Pendências como penhora, indisponibilidade, hipoteca ou construção não averbada podem inviabilizar ou atrasar o financiamento, porque o banco precisa do imóvel livre para servir de garantia. O ideal é pedir a matrícula atualizada logo no início e resolver as pendências com o vendedor antes de avançar, evitando prejuízo de tempo e dinheiro.

O que são vícios ocultos e como me proteger?

Vícios ocultos são defeitos que não aparecem em uma inspeção comum, como problemas estruturais ou de instalação escondidos. Eles podem gerar direito a reparação depois da compra, mas resolver costuma dar trabalho e disputa. Prevenir com uma boa vistoria, de preferência com laudo técnico em imóveis antigos, e registrar o estado do imóvel é mais seguro.

Imóvel usado tem taxa de juros diferente do novo?

A taxa depende mais da linha, do banco, do seu perfil de crédito e do momento do mercado do que da idade do imóvel em si. O que pode diferir é o LTV, que costuma ser mais conservador para usados em algumas políticas. Compare o CET das propostas, e não apenas a taxa, para saber o custo real do seu financiamento.

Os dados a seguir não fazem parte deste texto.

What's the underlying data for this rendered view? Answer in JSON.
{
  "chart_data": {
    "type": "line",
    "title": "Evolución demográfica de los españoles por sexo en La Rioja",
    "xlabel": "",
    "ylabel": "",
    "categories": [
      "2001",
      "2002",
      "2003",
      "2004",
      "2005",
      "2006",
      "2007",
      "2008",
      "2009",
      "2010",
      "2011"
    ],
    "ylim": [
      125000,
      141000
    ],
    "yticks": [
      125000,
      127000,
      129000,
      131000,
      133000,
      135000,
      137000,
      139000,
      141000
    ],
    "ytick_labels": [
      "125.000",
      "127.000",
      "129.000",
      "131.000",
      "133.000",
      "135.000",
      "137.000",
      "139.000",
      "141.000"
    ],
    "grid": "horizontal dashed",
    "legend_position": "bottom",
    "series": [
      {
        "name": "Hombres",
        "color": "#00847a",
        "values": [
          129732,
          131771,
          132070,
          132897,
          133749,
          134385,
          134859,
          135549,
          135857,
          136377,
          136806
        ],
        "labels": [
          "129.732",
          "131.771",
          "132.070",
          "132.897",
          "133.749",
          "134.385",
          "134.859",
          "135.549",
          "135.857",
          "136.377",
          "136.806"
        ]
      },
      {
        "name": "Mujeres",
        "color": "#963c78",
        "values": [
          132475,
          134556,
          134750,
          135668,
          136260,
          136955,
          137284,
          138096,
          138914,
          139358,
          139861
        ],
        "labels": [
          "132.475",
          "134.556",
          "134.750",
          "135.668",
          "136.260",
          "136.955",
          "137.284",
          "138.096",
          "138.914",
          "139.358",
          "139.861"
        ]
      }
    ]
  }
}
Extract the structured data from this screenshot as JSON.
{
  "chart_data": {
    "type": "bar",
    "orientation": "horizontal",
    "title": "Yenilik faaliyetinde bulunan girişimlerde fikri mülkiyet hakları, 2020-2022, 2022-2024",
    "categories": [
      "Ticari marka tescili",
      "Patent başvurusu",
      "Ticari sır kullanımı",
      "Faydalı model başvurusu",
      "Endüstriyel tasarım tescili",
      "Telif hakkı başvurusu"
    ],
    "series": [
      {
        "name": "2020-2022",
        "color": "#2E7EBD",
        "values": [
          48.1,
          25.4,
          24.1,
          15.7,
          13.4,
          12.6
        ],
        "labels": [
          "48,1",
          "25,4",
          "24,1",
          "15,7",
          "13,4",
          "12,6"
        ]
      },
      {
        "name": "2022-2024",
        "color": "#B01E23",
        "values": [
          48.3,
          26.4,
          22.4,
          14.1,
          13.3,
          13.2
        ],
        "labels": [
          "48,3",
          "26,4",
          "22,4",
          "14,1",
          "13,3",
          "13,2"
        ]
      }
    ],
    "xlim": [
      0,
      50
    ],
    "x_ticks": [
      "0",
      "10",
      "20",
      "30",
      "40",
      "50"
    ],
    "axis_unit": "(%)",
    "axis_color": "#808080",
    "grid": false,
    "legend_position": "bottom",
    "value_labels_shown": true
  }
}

Posso usar o FGTS para financiar um imóvel usado?

Sim, o FGTS pode ser usado na compra de imóvel usado, desde que a operação siga as regras do SFH e o imóvel e o comprador atendam aos requisitos do fundo, como o imóvel ser residencial urbano e destinado à moradia. Confirme sua elegibilidade e as condições vigentes na Caixa antes de contar com o recurso no planejamento.

Quanto tempo demora para financiar um imóvel usado?

Varia conforme a documentação estar em ordem, a agilidade da avaliação e a análise de crédito. Quando a matrícula e o habite-se estão regulares e a documentação do vendedor está completa, o processo tende a fluir. Pendências documentais são a principal causa de atraso, por isso vale levantá-las logo no início da negociação.

Qual é a sequência segura para financiar um usado?

Faça a simulação de crédito, peça a matrícula atualizada e o habite-se, levante as certidões do imóvel e do vendedor, vistorie o imóvel com cuidado, aguarde a avaliação do banco e compare com o preço, renegocie ou reforce a entrada se preciso, e por fim formalize a compra e registre tudo na matrícula do imóvel.

Conteúdo informativo e educacional; não substitui a orientação de advogados, contadores ou corretores para o seu caso concreto.